NEW DELHI: It is again such a travesty of responsible, accountable journalism to target a young student on the basis of a ‘leak’ that carries only insinuations and no facts of any kind. This is the journalism that has taken the profession to a new low, with unverified reports making the news as anchors squeak their shock and reporters are called on to blabber without making any sense.

The Times of India along with its mouthpiece Times Now have started a new campaign against the missing Jawaharlal Nehru University student Najeeb Ahmad, quoting unidentified sources from the Delhi Police to suggest links with the Islamic State. In the language this media group has become famous for, the report maintained that the Delhi Police had now found---four and a half months after the boy disappeared---evidence that he had been looking for information on the IS.

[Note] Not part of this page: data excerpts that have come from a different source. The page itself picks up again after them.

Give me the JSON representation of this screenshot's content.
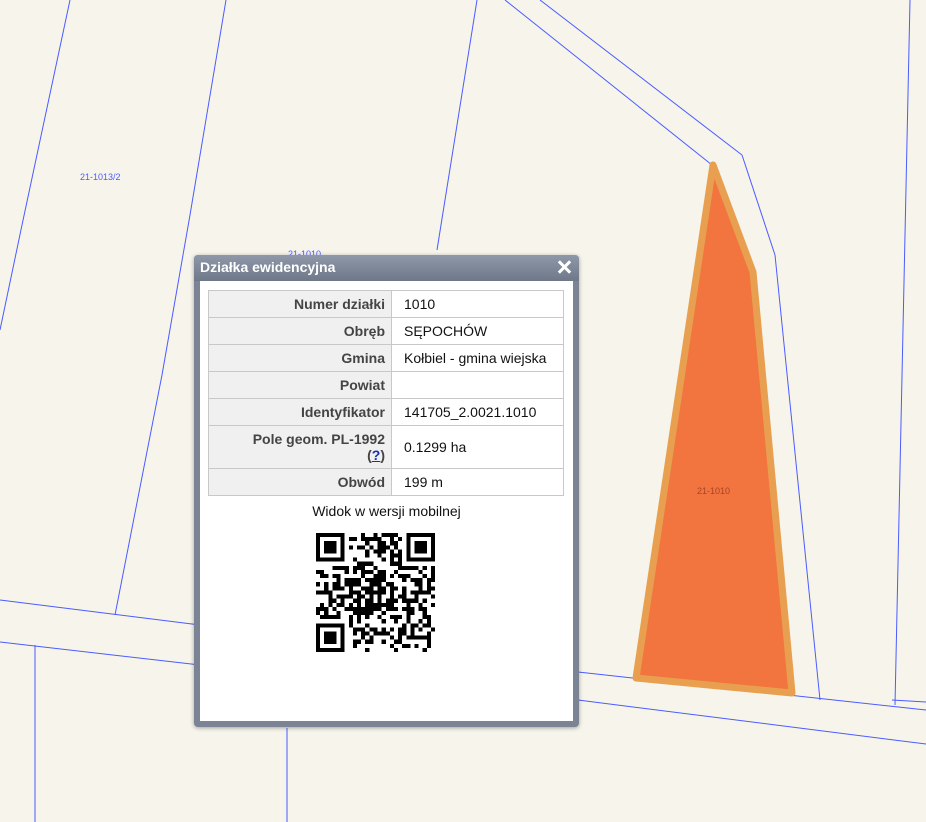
{
  "map": {
    "parcel_labels": [
      "21-1013/2",
      "21-1010",
      "21-1010"
    ],
    "highlight_color": "#f2743f",
    "highlight_border_color": "#e8a050",
    "line_color": "#4a5cff"
  },
  "popup": {
    "title": "Działka ewidencyjna",
    "close_icon": "close-icon",
    "rows": [
      {
        "key": "Numer działki",
        "value": "1010"
      },
      {
        "key": "Obręb",
        "value": "SĘPOCHÓW"
      },
      {
        "key": "Gmina",
        "value": "Kołbiel - gmina wiejska"
      },
      {
        "key": "Powiat",
        "value": ""
      },
      {
        "key": "Identyfikator",
        "value": "141705_2.0021.1010"
      },
      {
        "key": "Pole geom. PL-1992",
        "help_link": "?",
        "value": "0.1299 ha"
      },
      {
        "key": "Obwód",
        "value": "199 m"
      }
    ],
    "mobile_label": "Widok w wersji mobilnej",
    "qr_icon": "qr-code-icon"
  }
}
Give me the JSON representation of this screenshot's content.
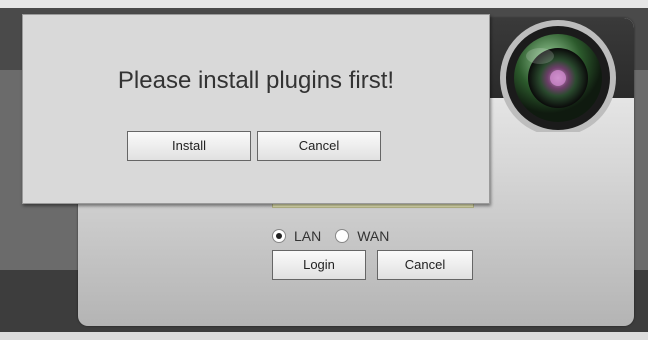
{
  "dialog": {
    "message": "Please install plugins first!",
    "install_label": "Install",
    "cancel_label": "Cancel"
  },
  "login": {
    "network_options": [
      {
        "label": "LAN",
        "selected": true
      },
      {
        "label": "WAN",
        "selected": false
      }
    ],
    "login_label": "Login",
    "cancel_label": "Cancel"
  },
  "colors": {
    "card_top": "#2a2a2a",
    "card_gradient_end": "#b4b4b4",
    "modal_bg": "#d9d9d9",
    "field_bg": "#e9e9b8"
  },
  "icons": {
    "lens": "camera-lens-icon"
  }
}
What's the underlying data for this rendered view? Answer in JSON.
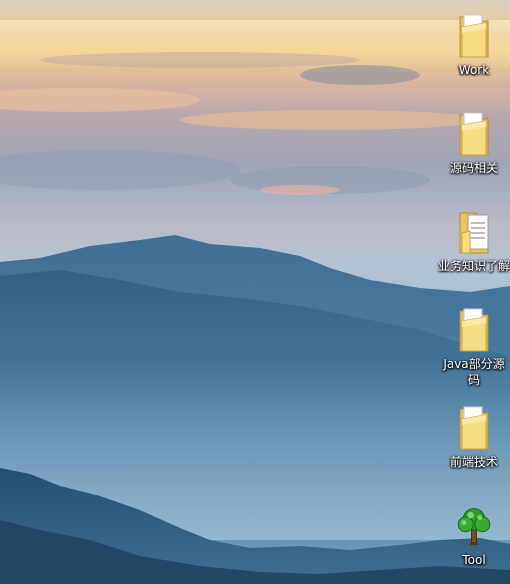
{
  "desktop": {
    "icons": [
      {
        "label": "Work",
        "icon": "folder-icon"
      },
      {
        "label": "源码相关",
        "icon": "folder-icon"
      },
      {
        "label": "业务知识了解",
        "icon": "folder-document-icon"
      },
      {
        "label": "Java部分源码",
        "icon": "folder-icon"
      },
      {
        "label": "前端技术",
        "icon": "folder-icon"
      },
      {
        "label": "Tool",
        "icon": "tree-app-icon"
      }
    ]
  }
}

And to drive this further home, the TOI report,”Delhi Police has claimed that Najeeb was watching a video of the speech of an IS leader on the night of October 14, just before he had a scuffle with ABVP members when they knocked on his door. He went missing the next morning before being caught on CCTV boarding an autorickshaw.”

Times Now carried on the dissemination of news that the police chief has since denied, with the anchor stating, “He used to browse websites whose contents were communal or inflammatory in nature”...emphasis on communal in a squeaky tone and then bringing on the reporter to take the story forward. By journalistic standards all that the scribe did was blabber, he had no facts, he had no identifiable sources from the police, he had no details what were these great websites that Najeeb Ahmed had been looking at, he only felt that this “psycho profiling was very helpful” whatever that meant.

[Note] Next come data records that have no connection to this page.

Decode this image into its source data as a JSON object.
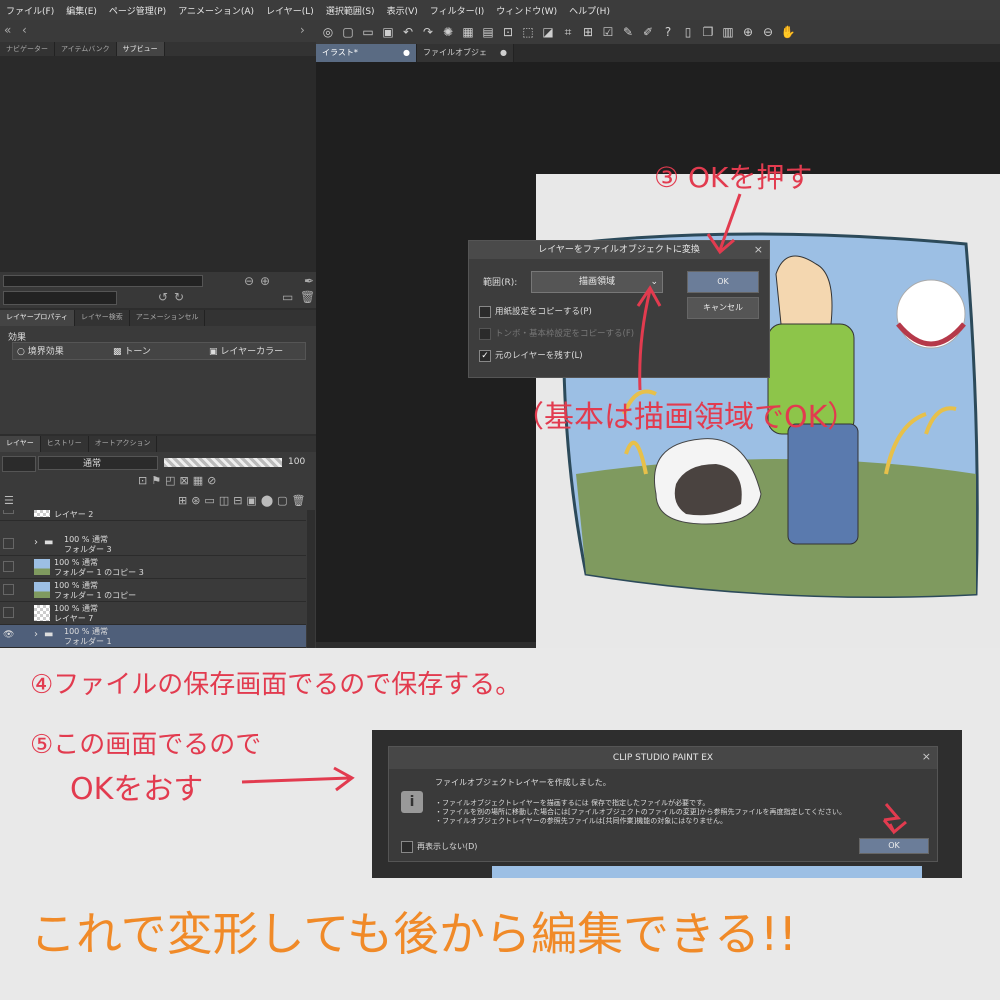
{
  "menu": [
    "ファイル(F)",
    "編集(E)",
    "ページ管理(P)",
    "アニメーション(A)",
    "レイヤー(L)",
    "選択範囲(S)",
    "表示(V)",
    "フィルター(I)",
    "ウィンドウ(W)",
    "ヘルプ(H)"
  ],
  "document_tabs": [
    {
      "label": "イラスト*",
      "close": "●"
    },
    {
      "label": "ファイルオブジェクト",
      "close": "●"
    }
  ],
  "nav_tabs": [
    "ナビゲーター",
    "アイテムバンク",
    "サブビュー"
  ],
  "property_tabs": [
    "レイヤープロパティ",
    "レイヤー検索",
    "アニメーションセル"
  ],
  "property_panel": {
    "section": "効果",
    "items": [
      "境界効果",
      "トーン",
      "レイヤーカラー"
    ]
  },
  "layer_tabs": [
    "レイヤー",
    "ヒストリー",
    "オートアクション"
  ],
  "layer_controls": {
    "blend_mode": "通常",
    "opacity": "100"
  },
  "layers": [
    {
      "mode": "",
      "name": "レイヤー 2",
      "type": "raster",
      "selected": false
    },
    {
      "mode": "100 % 通常",
      "name": "フォルダー 3",
      "type": "folder",
      "selected": false
    },
    {
      "mode": "100 % 通常",
      "name": "フォルダー 1 のコピー 3",
      "type": "image",
      "selected": false
    },
    {
      "mode": "100 % 通常",
      "name": "フォルダー 1 のコピー",
      "type": "image",
      "selected": false
    },
    {
      "mode": "100 % 通常",
      "name": "レイヤー 7",
      "type": "raster",
      "selected": false
    },
    {
      "mode": "100 % 通常",
      "name": "フォルダー 1",
      "type": "folder",
      "selected": true
    }
  ],
  "dialog1": {
    "title": "レイヤーをファイルオブジェクトに変換",
    "range_label": "範囲(R):",
    "range_value": "描画領域",
    "ok": "OK",
    "cancel": "キャンセル",
    "options": [
      {
        "label": "用紙設定をコピーする(P)",
        "checked": false,
        "disabled": false
      },
      {
        "label": "トンボ・基本枠設定をコピーする(F)",
        "checked": false,
        "disabled": true
      },
      {
        "label": "元のレイヤーを残す(L)",
        "checked": true,
        "disabled": false
      }
    ]
  },
  "dialog2": {
    "title": "CLIP STUDIO PAINT EX",
    "message": "ファイルオブジェクトレイヤーを作成しました。",
    "details": [
      "・ファイルオブジェクトレイヤーを描画するには 保存で指定したファイルが必要です。",
      "・ファイルを別の場所に移動した場合には[ファイルオブジェクトのファイルの変更]から参照先ファイルを再度指定してください。",
      "・ファイルオブジェクトレイヤーの参照先ファイルは[共同作業]機能の対象にはなりません。"
    ],
    "dont_show": "再表示しない(D)",
    "ok": "OK"
  },
  "annotations": {
    "step3": "③ OKを押す",
    "note": "（基本は描画領域でOK）",
    "step4": "④ファイルの保存画面でるので保存する。",
    "step5_line1": "⑤この画面でるので",
    "step5_line2": "OKをおす",
    "conclusion": "これで変形しても後から編集できる!!"
  },
  "colors": {
    "annotation_red": "#e23b4f",
    "annotation_orange": "#f08a28",
    "accent_blue": "#6b7d99"
  }
}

It was bad journalism again on display by the television channel, violating every tenet of responsible and ethical journalism. More so as it was denied by the Delhi Police spokesperson in an official statement, “Any association with ISIS has not come up in Delhi Police’s investigation.”

The report that was of course picked up by other television channels as all follow a herd mentality, was replete with insinuations, linking the missing student to Islamic State on the basis of some browsing history . The report attributed the information to “Delhi Police” without even mentioning whether the leak had come from sources, the spokesperson, an official, a constable or what. In journalism when charges are made against an individual of a derogatory nature the source has to be named. This is to ensure that the person making the charge is made accountable for it, and the person targeted has a chance to defend him or herself.

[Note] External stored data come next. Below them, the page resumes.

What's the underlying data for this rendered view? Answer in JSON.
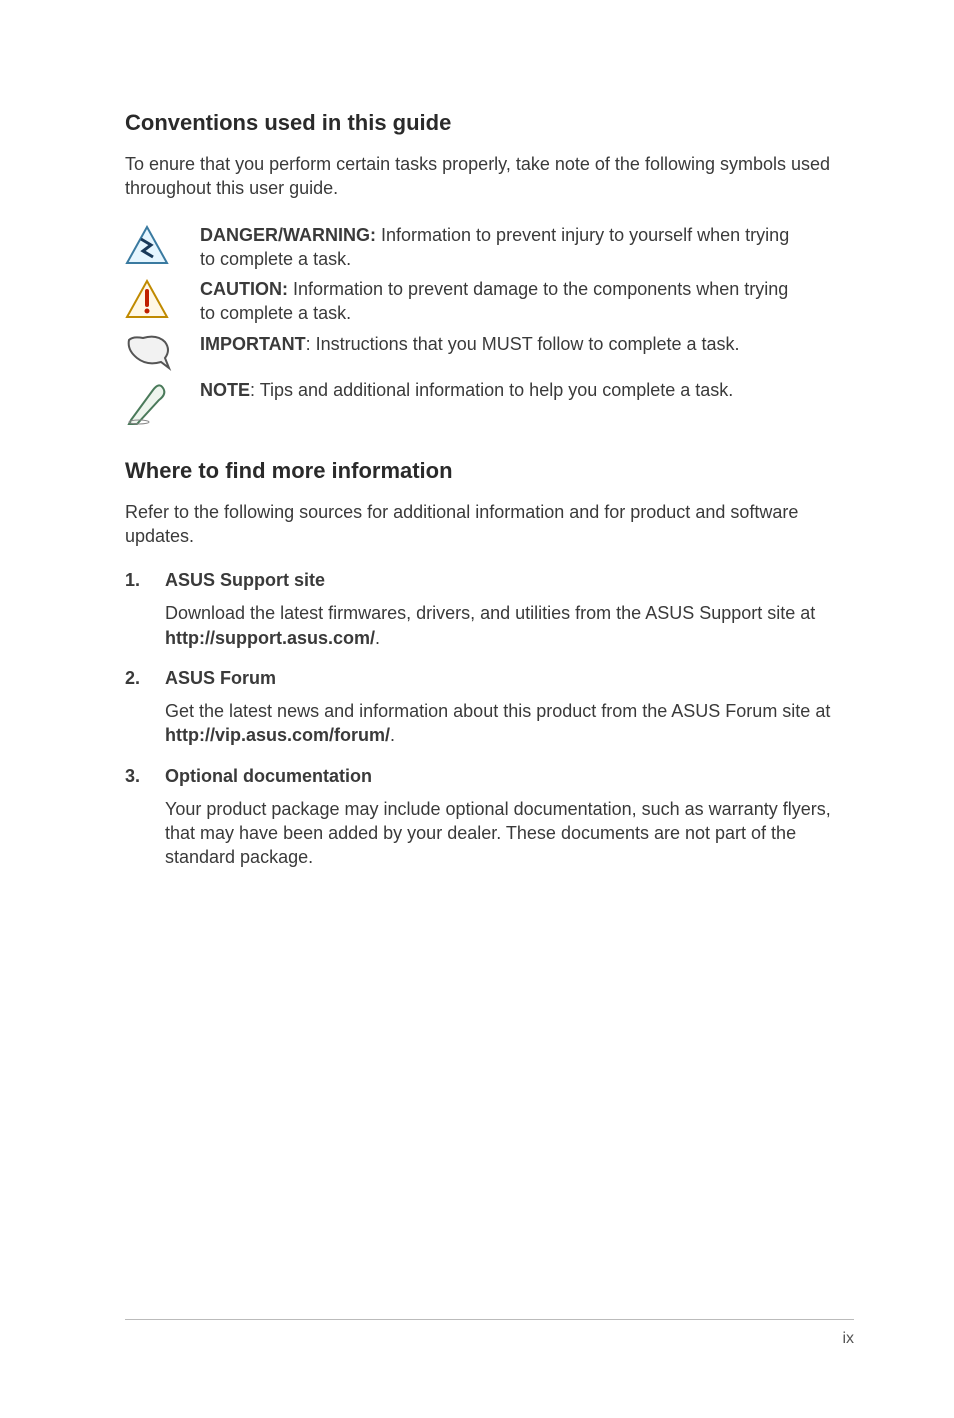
{
  "section1": {
    "heading": "Conventions used in this guide",
    "lead": "To enure that you perform certain tasks properly, take note of the following symbols used throughout this user guide.",
    "items": [
      {
        "label": "DANGER/WARNING:",
        "body": " Information to prevent injury to yourself when trying to complete a task."
      },
      {
        "label": "CAUTION:",
        "body": " Information to prevent damage to the components when trying to complete a task."
      },
      {
        "label": "IMPORTANT",
        "body": ": Instructions that you MUST follow to complete a task."
      },
      {
        "label": "NOTE",
        "body": ": Tips and additional information to help you complete a task."
      }
    ]
  },
  "section2": {
    "heading": "Where to find more information",
    "lead": "Refer to the following sources for additional information and for product and software updates.",
    "items": [
      {
        "title": "ASUS Support site",
        "body_pre": "Download the latest firmwares, drivers, and utilities from the ASUS Support site at ",
        "body_bold": "http://support.asus.com/",
        "body_post": "."
      },
      {
        "title": "ASUS Forum",
        "body_pre": "Get the latest news and information about this product from the ASUS Forum site at ",
        "body_bold": "http://vip.asus.com/forum/",
        "body_post": "."
      },
      {
        "title": "Optional documentation",
        "body_pre": "Your product package may include optional documentation, such as warranty flyers, that may have been added by your dealer. These documents are not part of the standard package.",
        "body_bold": "",
        "body_post": ""
      }
    ]
  },
  "page_number": "ix"
}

In this report by the big media house there is no evidence from the cops to substantiate the insinuations that clearly come across as one, Najeeb was a radical; two, he had established links with the IS; and three, his disappearance could arise from the fact that he had joined the terror group. The media is in place to question such ‘leaks’, to ensure verification, and to place both sides of the story especially when a young student is being attacked in this manner.

Najeeb Ahmed’s distraught mother who has been camping in Delhi, refusing to return home lest there is some news of her boy, was in tears after this media attack on her. She held a press conference the next day, being placed in the dock by unscrupulous journalism, to defend her son, to insist he had no such links, that he was a young student wanting to move forward. Breaking into tears she said she was waiting for good news, and now after seeing this kind of news on mainstream channels she was fast losing hope. “I thought the media would help me find my son, and now they are doing the opposite, why?” she cried.

Why Indeed? Perhaps the Times Group would like to explain.